I don't understand why there aren't planets with earth like atmospheres but many other games achieve this no issues, Empyrion and NMS to name a couple.
It all depends what shortcuts you can get away with taking.
I like NMS' planets and they're good fun to explore because there's a lot more variety of things to find than on most ED worlds, but in terms of portraying ELW-like environments they take a lot of shortcuts [1].
1) Single static water level. Below that level is wet, above that level is dry, there's a little bit of cosmetics on the borderline to simulate waves, but no rivers/mountain lakes/currents/tides/etc. Rainfall doesn't leave surface water except very briefly cosmetically.

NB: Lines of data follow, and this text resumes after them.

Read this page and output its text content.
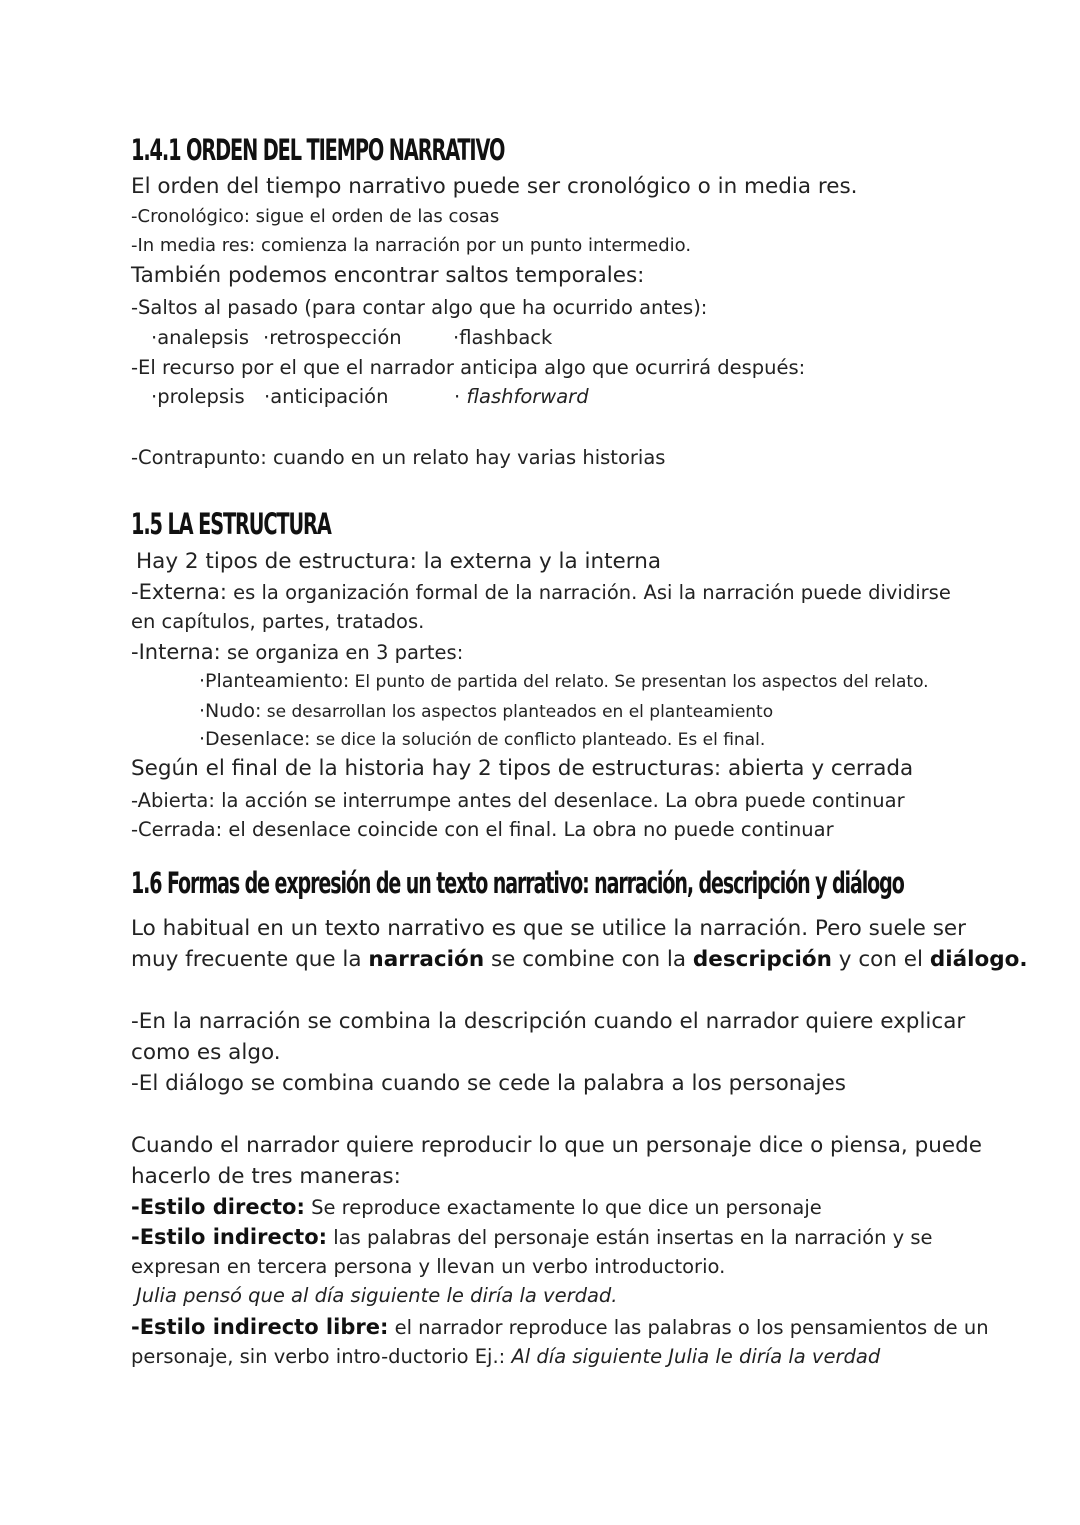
1.4.1 ORDEN DEL TIEMPO NARRATIVO

El orden del tiempo narrativo puede ser cronológico o in media res.

-Cronológico: sigue el orden de las cosas

-In media res: comienza la narración por un punto intermedio.

También podemos encontrar saltos temporales:

-Saltos al pasado (para contar algo que ha ocurrido antes):

·analepsis ·retrospección	·flashback

-El recurso por el que el narrador anticipa algo que ocurrirá después:

·prolepsis ·anticipación	· flashforward

-Contrapunto: cuando en un relato hay varias historias

1.5 LA ESTRUCTURA

Hay 2 tipos de estructura: la externa y la interna

-Externa: es la organización formal de la narración. Asi la narración puede dividirse

en capítulos, partes, tratados.

-Interna: se organiza en 3 partes:

·Planteamiento: El punto de partida del relato. Se presentan los aspectos del relato.

·Nudo: se desarrollan los aspectos planteados en el planteamiento

·Desenlace: se dice la solución de conflicto planteado. Es el final.

Según el final de la historia hay 2 tipos de estructuras: abierta y cerrada

-Abierta: la acción se interrumpe antes del desenlace. La obra puede continuar

-Cerrada: el desenlace coincide con el final. La obra no puede continuar

1.6 Formas de expresión de un texto narrativo: narración, descripción y diálogo

Lo habitual en un texto narrativo es que se utilice la narración. Pero suele ser

muy frecuente que la narración se combine con la descripción y con el diálogo.

-En la narración se combina la descripción cuando el narrador quiere explicar

como es algo.

-El diálogo se combina cuando se cede la palabra a los personajes

Cuando el narrador quiere reproducir lo que un personaje dice o piensa, puede

hacerlo de tres maneras:

-Estilo directo: Se reproduce exactamente lo que dice un personaje

-Estilo indirecto: las palabras del personaje están insertas en la narración y se

expresan en tercera persona y llevan un verbo introductorio.

Julia pensó que al día siguiente le diría la verdad.

-Estilo indirecto libre: el narrador reproduce las palabras o los pensamientos de un

personaje, sin verbo intro-ductorio Ej.: Al día siguiente Julia le diría la verdad
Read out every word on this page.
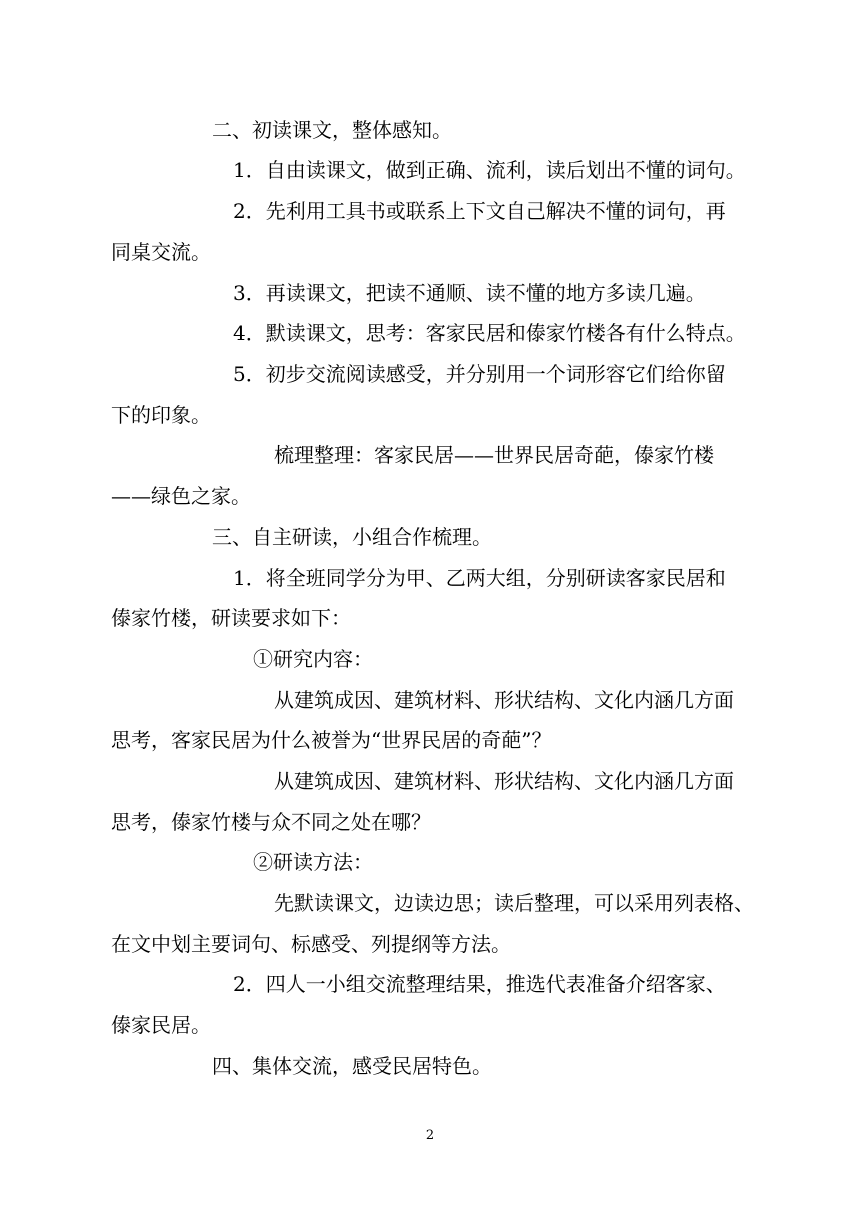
二、初读课文，整体感知。

1．自由读课文，做到正确、流利，读后划出不懂的词句。

2．先利用工具书或联系上下文自己解决不懂的词句，再

同桌交流。

3．再读课文，把读不通顺、读不懂的地方多读几遍。

4．默读课文，思考：客家民居和傣家竹楼各有什么特点。

5．初步交流阅读感受，并分别用一个词形容它们给你留

下的印象。

梳理整理：客家民居——世界民居奇葩，傣家竹楼

——绿色之家。

三、自主研读，小组合作梳理。

1．将全班同学分为甲、乙两大组，分别研读客家民居和

傣家竹楼，研读要求如下：

①研究内容：

从建筑成因、建筑材料、形状结构、文化内涵几方面

思考，客家民居为什么被誉为“世界民居的奇葩”？

从建筑成因、建筑材料、形状结构、文化内涵几方面

思考，傣家竹楼与众不同之处在哪？

②研读方法：

先默读课文，边读边思；读后整理，可以采用列表格、

在文中划主要词句、标感受、列提纲等方法。

2．四人一小组交流整理结果，推选代表准备介绍客家、

傣家民居。

四、集体交流，感受民居特色。

2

2) Single planet-wide weather. If it's clear, it's clear planet-wide. If it's stormy, it's stormy planet-wide. If it's weird anomalous stuff, it's the same weird anomalous stuff across the entire planet too.

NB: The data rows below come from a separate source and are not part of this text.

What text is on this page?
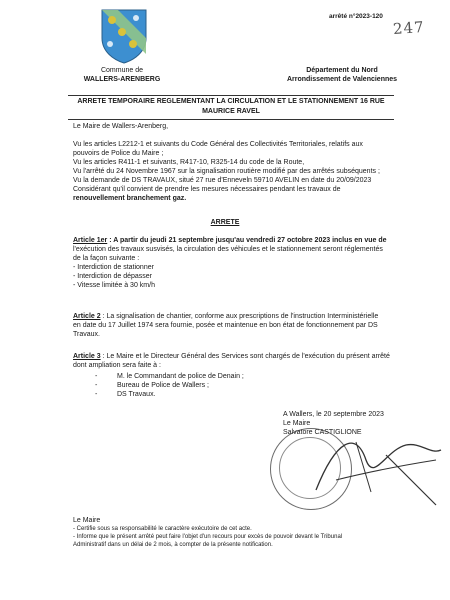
arrêté n°2023-120
247
Commune de
WALLERS-ARENBERG
Département du Nord
Arrondissement de Valenciennes
ARRETE TEMPORAIRE REGLEMENTANT LA CIRCULATION ET LE STATIONNEMENT 16 RUE
MAURICE RAVEL
Le Maire de Wallers-Arenberg,
Vu les articles L2212-1 et suivants du Code Général des Collectivités Territoriales, relatifs aux
pouvoirs de Police du Maire ;
Vu les articles R411-1 et suivants, R417-10, R325-14 du code de la Route,
Vu l'arrêté du 24 Novembre 1967 sur la signalisation routière modifié par des arrêtés subséquents ;
Vu la demande de DS TRAVAUX, situé 27 rue d'Enneveln 59710 AVELIN en date du 20/09/2023
Considérant qu'il convient de prendre les mesures nécessaires pendant les travaux de
renouvellement branchement gaz.
ARRETE
Article 1er : A partir du jeudi 21 septembre jusqu'au vendredi 27 octobre 2023 inclus en vue de
l'exécution des travaux susvisés, la circulation des véhicules et le stationnement seront réglementés
de la façon suivante :
- Interdiction de stationner
- Interdiction de dépasser
- Vitesse limitée à 30 km/h
Article 2 : La signalisation de chantier, conforme aux prescriptions de l'instruction Interministérielle
en date du 17 Juillet 1974 sera fournie, posée et maintenue en bon état de fonctionnement par DS
Travaux.
Article 3 : Le Maire et le Directeur Général des Services sont chargés de l'exécution du présent arrêté
dont ampliation sera faite à :
- M. le Commandant de police de Denain ;
- Bureau de Police de Wallers ;
- DS Travaux.
A Wallers, le 20 septembre 2023
Le Maire
Salvatore CASTIGLIONE
Le Maire
- Certifie sous sa responsabilité le caractère exécutoire de cet acte.
- Informe que le présent arrêté peut faire l'objet d'un recours pour excès de pouvoir devant le Tribunal
Administratif dans un délai de 2 mois, à compter de la présente notification.
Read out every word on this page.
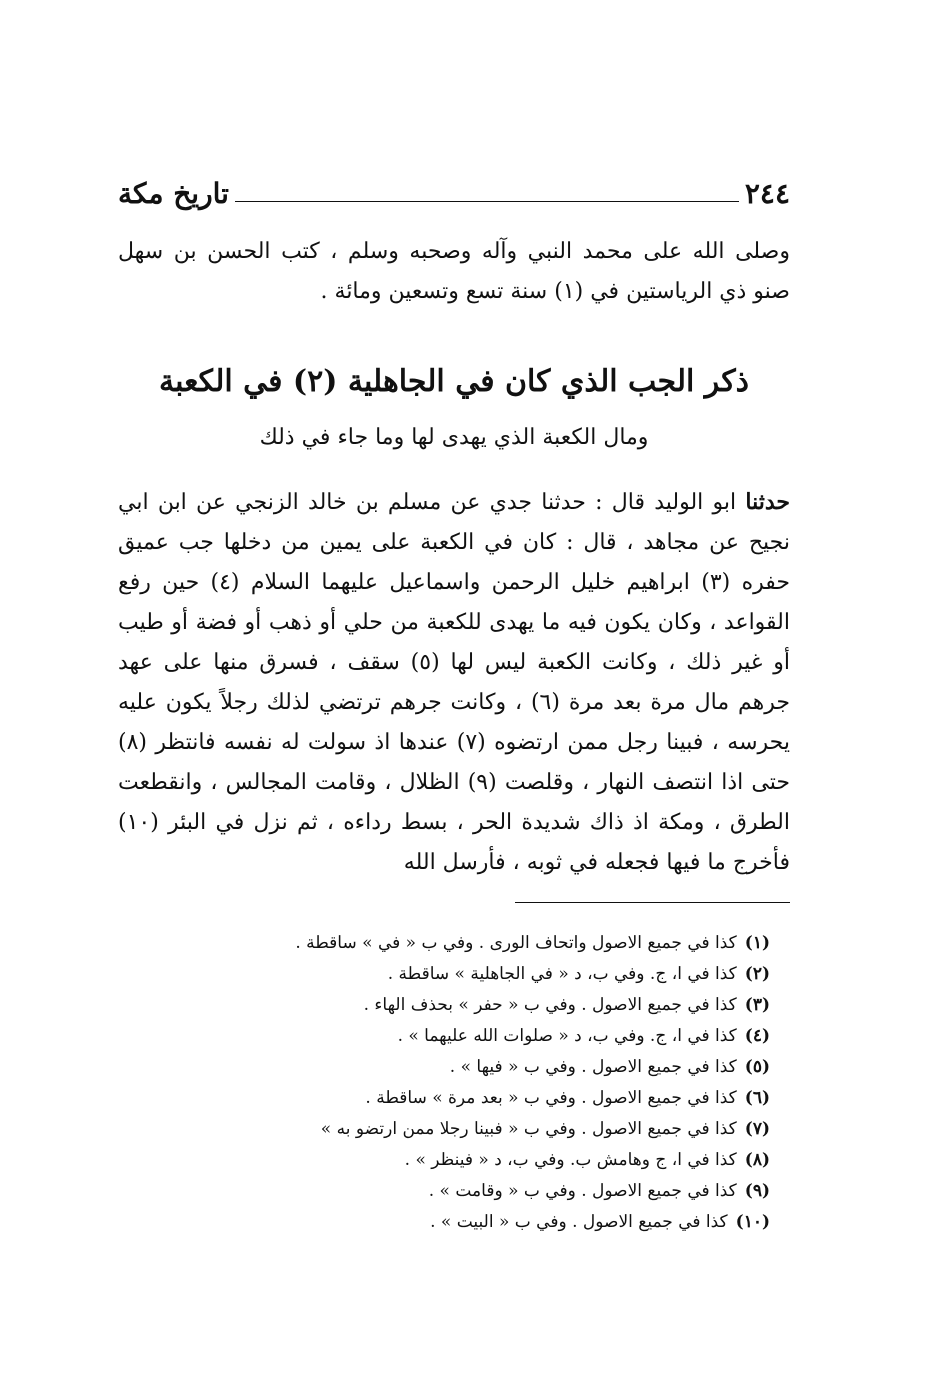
٢٤٤
تاريخ مكة
وصلى الله على محمد النبي وآله وصحبه وسلم ، كتب الحسن بن سهل صنو ذي الرياستين في (١) سنة تسع وتسعين ومائة .
ذكر الجب الذي كان في الجاهلية (٢) في الكعبة
ومال الكعبة الذي يهدى لها وما جاء في ذلك
حدثنا ابو الوليد قال : حدثنا جدي عن مسلم بن خالد الزنجي عن ابن ابي نجيح عن مجاهد ، قال : كان في الكعبة على يمين من دخلها جب عميق حفره (٣) ابراهيم خليل الرحمن واسماعيل عليهما السلام (٤) حين رفع القواعد ، وكان يكون فيه ما يهدى للكعبة من حلي أو ذهب أو فضة أو طيب أو غير ذلك ، وكانت الكعبة ليس لها (٥) سقف ، فسرق منها على عهد جرهم مال مرة بعد مرة (٦) ، وكانت جرهم ترتضي لذلك رجلاً يكون عليه يحرسه ، فبينا رجل ممن ارتضوه (٧) عندها اذ سولت له نفسه فانتظر (٨) حتى اذا انتصف النهار ، وقلصت (٩) الظلال ، وقامت المجالس ، وانقطعت الطرق ، ومكة اذ ذاك شديدة الحر ، بسط رداءه ، ثم نزل في البئر (١٠) فأخرج ما فيها فجعله في ثوبه ، فأرسل الله
(١)كذا في جميع الاصول واتحاف الورى . وفي ب « في » ساقطة .
(٢)كذا في ا، ج. وفي ب، د « في الجاهلية » ساقطة .
(٣)كذا في جميع الاصول . وفي ب « حفر » بحذف الهاء .
(٤)كذا في ا، ج. وفي ب، د « صلوات الله عليهما » .
(٥)كذا في جميع الاصول . وفي ب « فيها » .
(٦)كذا في جميع الاصول . وفي ب « بعد مرة » ساقطة .
(٧)كذا في جميع الاصول . وفي ب « فبينا رجلا ممن ارتضو به »
(٨)كذا في ا، ج وهامش ب. وفي ب، د « فينظر » .
(٩)كذا في جميع الاصول . وفي ب « وقامت » .
(١٠)كذا في جميع الاصول . وفي ب « البيت » .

3) Single terrain type (hills of various sizes)
The problem with portraying an ELW isn't the graphical display of a thicker atmosphere - Frontier could turn up the refraction index and add some cloud-style high-level fog to the existing low-pressure worlds pretty easily. The problem is all the
other differences between a tenuous world and a thick-atmosphere world: Elite 2 technically had ELW landings back in 1992, but in terms of what you could actually
do there was no difference between an ELW and a no-atmosphere rock other than the ELW settlements having Odyssey-style open air landing pads.

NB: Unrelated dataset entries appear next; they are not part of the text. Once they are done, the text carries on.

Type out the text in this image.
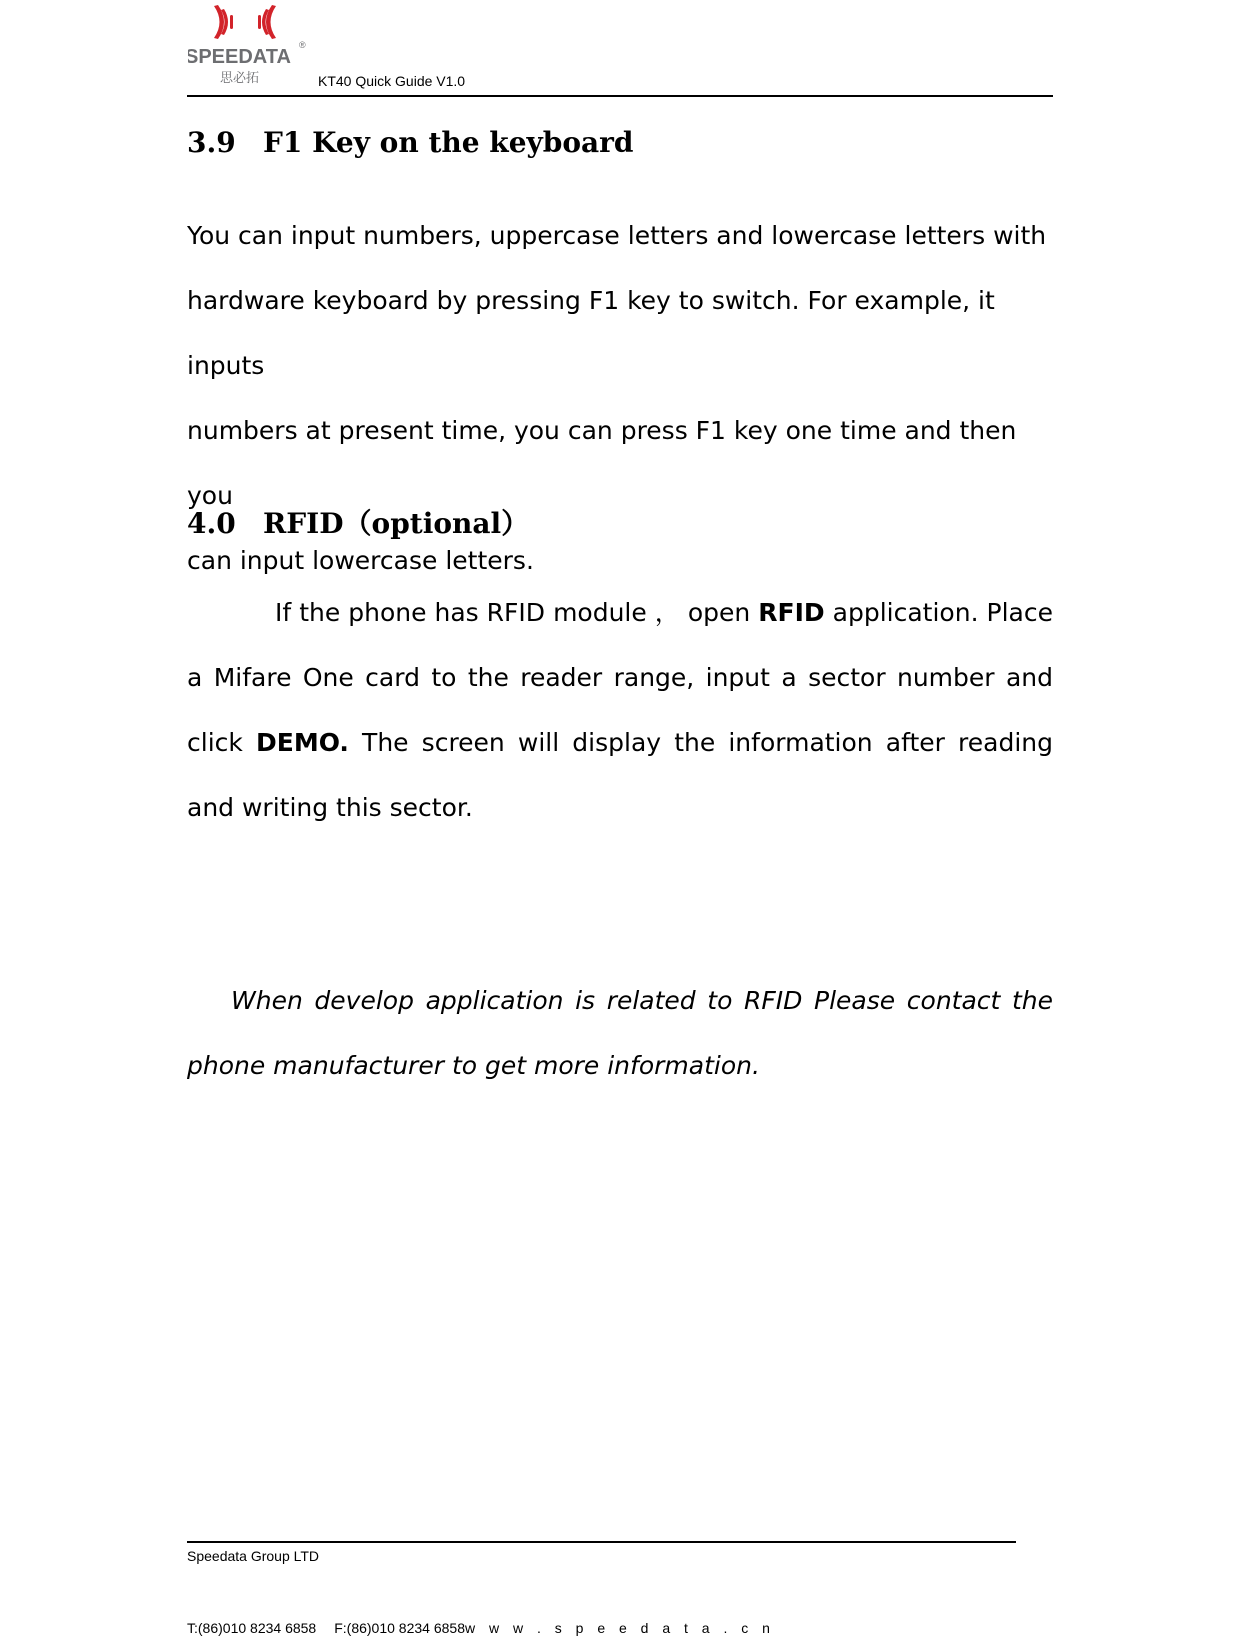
SPEEDATA
®
思必拓	KT40 Quick Guide V1.0
3.9 F1 Key on the keyboard
You can input numbers, uppercase letters and lowercase letters with
hardware keyboard by pressing F1 key to switch. For example, it inputs
numbers at present time, you can press F1 key one time and then you
can input lowercase letters.
4.0 RFID（optional）
If the phone has RFID module ， open RFID application. Place a Mifare One card to the reader range, input a sector number and click DEMO. The screen will display the information after reading and writing this sector.
When develop application is related to RFID Please contact the phone manufacturer to get more information.
Speedata Group LTD
T:(86)010 8234 6858 F:(86)010 8234 6858w w w . s p e e d a t a . c n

If we do get further "landable" planets my guess is that the next ones will be gas giants and the ultra-high-pressure rocky worlds where your ship would be crushed long before reaching the actual surface: the atmosphere is dense and there's a lot of scope for spaceships, floating stations, floating space jellyfish, etc that aren't really possible in the existing environments, but the atmosphere's interaction with terrain doesn't need to be considered and so the weather systems might vary planet-wide but are relatively simple and can be long-term stable (e.g. Jupiter's red spot and bands, or even Earth's upper-atmosphere stable convection cells)
[1] Every game portraying any part of an ELW necessarily takes a lot of shortcuts; for your typical "set on Earth FPS" the shortcut is "don't map more than a few square kilometres of it", for example; for Civilisation the shortcut is "extremely low-res abstracted map". This isn't a criticism of those games. The problem is that the shortcuts other games take wouldn't really be compatible with Elite Dangerous: a single planet-wide weather condition is fine in NMS (you have to pay a fair bit of attention to notice that's how it's done) but has big problems in ED because of the much higher multiplayer persistence and the aim to be portraying 80s Serious Military Scifi rather than 60s Pulp Scifi ; restricting people to not leaving the spaceport is fine for a lot of games but again not for ED, etc.